As a fifth-generation Indian in South Africa, it was my first visit to this sprawling country. I was in New Delhi on Thursday November 27 when I woke to news of the shootings the night before. The family I was staying with were gathered in front of their television sets, their brows furrowed in worry. They were former South Africans, who had made India home for the past 16 years.
They still felt safe. They had chosen to be here. But like me, they were shaken. Everyday people and tourists were the ones targeted in these senseless attacks. People who had nothing to do with the power games and politicking between countries. People used as pawns in an ideological war that seemed to have so little to do with the market wallahs, the rickshaws, the buzzing cities and the warm and colourful people that made up the face of the India I was fast falling in love with.
In the newspapers, Bollywood actors, models and sport stars expressed their shock and rage. Previous attacks had caused similar emotions but the outcry always died down. This time seemed different. This time Mumbai's citizens wanted politicians who will protect them, as India's problematic security and defence systems were exposed in the wake of the attacks.
I left India as the showdown between security forces and terrorists was coming to an end at the Taj Hotel. I was compelled to return to Mumbai to catch my return flight to Johannesburg.
Site of attack?
As I waited in New Delhi airport, I watched the screens with other silent passengers as the death toll mounted. I was apprehensive about returning to The Chattrapathi Shivaji International Airport. The Chhatrapati Shivaji railway station had been a scene of one of the most brutal attacks, and there had been a taxi blast at Vile Parle near the airport, but it was uncertain whether this was connected to the other nine attacks.

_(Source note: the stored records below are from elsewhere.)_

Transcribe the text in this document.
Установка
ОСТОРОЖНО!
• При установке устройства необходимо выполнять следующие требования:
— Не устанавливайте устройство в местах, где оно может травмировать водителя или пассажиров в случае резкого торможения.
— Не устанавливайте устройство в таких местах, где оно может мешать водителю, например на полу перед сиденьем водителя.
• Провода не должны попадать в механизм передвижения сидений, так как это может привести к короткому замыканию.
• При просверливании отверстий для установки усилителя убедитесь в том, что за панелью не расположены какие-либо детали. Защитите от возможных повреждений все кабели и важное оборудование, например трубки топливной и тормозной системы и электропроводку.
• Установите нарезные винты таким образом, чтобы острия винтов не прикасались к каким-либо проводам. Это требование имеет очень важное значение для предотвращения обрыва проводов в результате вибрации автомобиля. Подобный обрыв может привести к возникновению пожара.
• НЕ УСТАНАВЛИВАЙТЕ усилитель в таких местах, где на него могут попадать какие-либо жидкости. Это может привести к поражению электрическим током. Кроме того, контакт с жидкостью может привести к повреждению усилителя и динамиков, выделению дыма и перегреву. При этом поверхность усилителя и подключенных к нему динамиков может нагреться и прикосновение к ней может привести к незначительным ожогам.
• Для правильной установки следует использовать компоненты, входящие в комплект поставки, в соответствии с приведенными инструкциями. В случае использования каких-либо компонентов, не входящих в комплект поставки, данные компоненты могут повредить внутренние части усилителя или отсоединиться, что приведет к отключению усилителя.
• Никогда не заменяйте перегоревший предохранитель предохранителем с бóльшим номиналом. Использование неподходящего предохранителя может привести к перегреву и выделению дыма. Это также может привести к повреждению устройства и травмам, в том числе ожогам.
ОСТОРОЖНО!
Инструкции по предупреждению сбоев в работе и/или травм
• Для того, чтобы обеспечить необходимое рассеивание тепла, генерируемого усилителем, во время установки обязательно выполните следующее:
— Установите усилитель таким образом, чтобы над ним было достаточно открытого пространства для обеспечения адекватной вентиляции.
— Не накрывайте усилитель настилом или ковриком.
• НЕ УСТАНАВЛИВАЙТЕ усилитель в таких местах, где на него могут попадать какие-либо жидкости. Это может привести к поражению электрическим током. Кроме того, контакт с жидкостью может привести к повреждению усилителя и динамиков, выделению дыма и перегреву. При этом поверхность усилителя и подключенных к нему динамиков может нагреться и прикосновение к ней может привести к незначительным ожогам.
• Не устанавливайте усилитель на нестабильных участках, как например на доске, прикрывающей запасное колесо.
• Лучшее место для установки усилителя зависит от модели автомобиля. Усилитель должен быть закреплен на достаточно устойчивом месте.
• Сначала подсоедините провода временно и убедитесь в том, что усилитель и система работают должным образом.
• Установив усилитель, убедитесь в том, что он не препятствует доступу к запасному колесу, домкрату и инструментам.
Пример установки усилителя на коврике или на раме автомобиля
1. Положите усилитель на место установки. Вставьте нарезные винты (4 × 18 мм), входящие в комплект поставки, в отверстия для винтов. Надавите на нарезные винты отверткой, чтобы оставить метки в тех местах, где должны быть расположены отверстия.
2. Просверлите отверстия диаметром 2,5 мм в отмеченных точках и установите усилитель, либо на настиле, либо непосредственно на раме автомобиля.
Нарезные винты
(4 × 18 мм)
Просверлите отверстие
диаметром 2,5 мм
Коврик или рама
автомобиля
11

As luck would have it, I was subjected to nothing more than repeated security checks and various items in my luggage were prodded and opened. Still, I no longer felt as blissfully safe as I had on those first heady days.
Then there was the knowledge of those who were not as fortunate as I was. The woman having dinner with her husband of more than twenty years who was shot as she stood up at the wrong time. The 26-year-old who was killed at Café Leopold where she was meeting a chat buddy for the first time.
I felt sick as I read the news reports on the way home, all resounding with the same sense of injustice, confusion and anger.
The city continues to bleed as the true cost of those days of terror is felt. This is one wound that will not easily heal.